On Aug. 17, a year and day after Elvis Presley died, 50 of them donned their Elvis T-shirts and buttons, wrote his name all over their blue jeans and marched - in the 97-degree heat - from the Washington Monument to Capitol Hill.
Their mission: to deliver 535 letters to congressmen, urging them to make Presley's birthday, Jan. 8, a national holiday "honoring this great American we call Elvis."
But when they arrived on the Hill, they found their cause was cooly received. "Some (congressional) staff people wouldn't even accept our letter," complained committee chairman Donna Crayle, 35, a housewife from Bladensburg who typed and mailed letters to all 535 members of Congress last fall, seeking an Elvis Day.
But Crayle said she did not know how bad things could get until received a letter - on House of Representatives stationery - purportedly from Congressman "Thelius Bunker."
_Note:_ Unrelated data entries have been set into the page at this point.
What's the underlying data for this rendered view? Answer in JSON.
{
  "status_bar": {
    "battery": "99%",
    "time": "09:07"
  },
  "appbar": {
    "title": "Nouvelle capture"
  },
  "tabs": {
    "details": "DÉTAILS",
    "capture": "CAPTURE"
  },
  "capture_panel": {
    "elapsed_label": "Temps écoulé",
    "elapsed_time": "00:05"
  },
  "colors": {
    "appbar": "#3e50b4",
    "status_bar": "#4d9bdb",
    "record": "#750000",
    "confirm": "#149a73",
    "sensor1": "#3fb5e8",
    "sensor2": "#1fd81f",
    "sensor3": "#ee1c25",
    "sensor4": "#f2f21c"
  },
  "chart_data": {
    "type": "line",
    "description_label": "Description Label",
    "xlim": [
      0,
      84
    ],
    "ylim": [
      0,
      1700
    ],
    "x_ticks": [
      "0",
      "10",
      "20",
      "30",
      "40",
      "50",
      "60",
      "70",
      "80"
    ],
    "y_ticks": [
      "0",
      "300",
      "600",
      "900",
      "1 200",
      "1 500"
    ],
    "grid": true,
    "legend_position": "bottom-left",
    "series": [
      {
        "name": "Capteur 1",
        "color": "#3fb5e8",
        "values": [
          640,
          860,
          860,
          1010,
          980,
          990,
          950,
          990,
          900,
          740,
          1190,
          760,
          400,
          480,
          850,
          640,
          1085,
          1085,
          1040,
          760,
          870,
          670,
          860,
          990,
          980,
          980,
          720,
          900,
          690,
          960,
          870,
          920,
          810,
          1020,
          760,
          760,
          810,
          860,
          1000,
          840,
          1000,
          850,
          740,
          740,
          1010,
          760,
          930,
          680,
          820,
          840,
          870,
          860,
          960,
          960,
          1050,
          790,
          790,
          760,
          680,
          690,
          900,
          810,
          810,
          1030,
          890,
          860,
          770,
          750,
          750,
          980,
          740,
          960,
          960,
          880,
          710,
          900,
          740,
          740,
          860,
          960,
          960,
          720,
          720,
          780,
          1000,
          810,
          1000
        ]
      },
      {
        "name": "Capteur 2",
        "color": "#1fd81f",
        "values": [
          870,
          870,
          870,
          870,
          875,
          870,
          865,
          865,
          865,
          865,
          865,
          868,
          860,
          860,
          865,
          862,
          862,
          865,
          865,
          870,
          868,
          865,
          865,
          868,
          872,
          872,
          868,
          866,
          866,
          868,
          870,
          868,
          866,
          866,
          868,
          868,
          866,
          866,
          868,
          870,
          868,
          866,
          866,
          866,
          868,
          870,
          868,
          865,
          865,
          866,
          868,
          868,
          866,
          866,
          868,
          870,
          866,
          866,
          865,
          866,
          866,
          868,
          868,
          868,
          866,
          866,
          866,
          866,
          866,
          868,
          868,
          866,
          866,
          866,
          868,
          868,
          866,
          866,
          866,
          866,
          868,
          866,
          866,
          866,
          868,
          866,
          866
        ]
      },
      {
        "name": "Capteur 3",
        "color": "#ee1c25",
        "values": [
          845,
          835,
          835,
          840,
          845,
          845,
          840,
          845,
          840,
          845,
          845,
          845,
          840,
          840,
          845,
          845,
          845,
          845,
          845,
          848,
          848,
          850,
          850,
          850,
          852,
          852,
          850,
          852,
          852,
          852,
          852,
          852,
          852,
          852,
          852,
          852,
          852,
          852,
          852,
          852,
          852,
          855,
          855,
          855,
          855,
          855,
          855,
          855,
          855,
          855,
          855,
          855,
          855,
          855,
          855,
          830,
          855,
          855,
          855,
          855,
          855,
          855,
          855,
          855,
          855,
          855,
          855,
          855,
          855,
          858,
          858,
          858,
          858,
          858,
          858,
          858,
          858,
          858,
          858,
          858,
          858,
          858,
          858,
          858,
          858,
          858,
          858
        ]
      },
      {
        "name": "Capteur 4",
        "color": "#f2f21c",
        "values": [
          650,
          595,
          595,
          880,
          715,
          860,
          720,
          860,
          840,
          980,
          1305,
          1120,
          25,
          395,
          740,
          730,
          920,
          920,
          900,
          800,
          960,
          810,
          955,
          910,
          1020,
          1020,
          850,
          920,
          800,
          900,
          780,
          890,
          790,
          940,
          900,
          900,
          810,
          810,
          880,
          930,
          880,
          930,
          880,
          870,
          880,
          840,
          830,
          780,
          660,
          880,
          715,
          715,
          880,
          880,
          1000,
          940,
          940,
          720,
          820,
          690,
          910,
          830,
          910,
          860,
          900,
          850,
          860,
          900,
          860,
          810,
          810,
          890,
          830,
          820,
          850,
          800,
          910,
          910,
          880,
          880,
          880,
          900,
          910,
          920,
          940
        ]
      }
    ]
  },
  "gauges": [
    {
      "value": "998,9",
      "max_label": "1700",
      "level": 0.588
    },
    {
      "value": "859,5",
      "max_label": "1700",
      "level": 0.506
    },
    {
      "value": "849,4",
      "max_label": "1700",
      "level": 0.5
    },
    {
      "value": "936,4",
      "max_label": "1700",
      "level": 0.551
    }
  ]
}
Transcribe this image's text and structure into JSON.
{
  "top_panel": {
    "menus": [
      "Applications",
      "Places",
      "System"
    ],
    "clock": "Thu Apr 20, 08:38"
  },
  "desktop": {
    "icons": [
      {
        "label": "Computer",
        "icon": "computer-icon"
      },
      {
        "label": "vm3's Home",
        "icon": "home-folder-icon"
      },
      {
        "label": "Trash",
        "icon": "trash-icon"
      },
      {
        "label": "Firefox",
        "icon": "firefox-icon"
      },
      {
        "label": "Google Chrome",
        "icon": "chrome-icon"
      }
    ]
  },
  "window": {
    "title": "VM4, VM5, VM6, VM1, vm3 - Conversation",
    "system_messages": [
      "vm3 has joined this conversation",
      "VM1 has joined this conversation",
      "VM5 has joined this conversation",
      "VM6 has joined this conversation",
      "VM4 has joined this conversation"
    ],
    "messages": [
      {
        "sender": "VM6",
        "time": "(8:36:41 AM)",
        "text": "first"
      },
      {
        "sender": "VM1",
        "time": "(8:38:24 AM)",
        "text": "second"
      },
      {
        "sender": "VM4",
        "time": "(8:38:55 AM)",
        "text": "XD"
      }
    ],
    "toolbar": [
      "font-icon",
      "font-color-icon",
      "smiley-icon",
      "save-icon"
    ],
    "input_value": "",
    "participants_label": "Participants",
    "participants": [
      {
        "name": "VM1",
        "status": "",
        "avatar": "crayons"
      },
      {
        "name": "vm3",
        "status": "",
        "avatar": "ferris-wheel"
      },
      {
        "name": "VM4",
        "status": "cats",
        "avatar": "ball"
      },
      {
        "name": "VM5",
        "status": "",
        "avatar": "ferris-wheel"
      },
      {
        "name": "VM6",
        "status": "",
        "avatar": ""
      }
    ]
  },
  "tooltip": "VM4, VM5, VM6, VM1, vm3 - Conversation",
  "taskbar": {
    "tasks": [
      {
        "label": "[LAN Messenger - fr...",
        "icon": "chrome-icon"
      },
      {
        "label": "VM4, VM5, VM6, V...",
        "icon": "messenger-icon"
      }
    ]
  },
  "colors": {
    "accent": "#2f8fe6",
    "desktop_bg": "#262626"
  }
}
The letter said: "I want to thank you so very much for sending me the letter about your bill to have a national holiday for elves. Ever since I was a little boy I have liked elves. Why, I used to have an imaginary playmate when I was 4 . . . Now you have to tell all your friends in my state that I like all elves and am going to vote for your bill.
"Long live elves."
She called the switchboard at Congress to ask about "Congressman Bunker," and an operator tod her, she said "There's a Congressman (Don) Bonker from Washington."
After placing angry calls to her fellow Elvis fans and to The Washington Post about Rep. Don Bonker (D-Wash.), Crayle discovered that the light-hearted letter was a hoax, and Congressman Thelius Bunker, did not exist.
"I guess somebody pulled one on us," acknowledged Crayle, who said she intended to call Bonker and apologize for the mix-up.
The National Holiday for Elvis Committee and its 100 affiliated groups across the nation, she added, will continue letter-writing and lobbying. "It should be America and its government," writes Crayle in her letters to congressmen, "who should get down on their knees and thank God for giving us this humble and loving ambassador of love."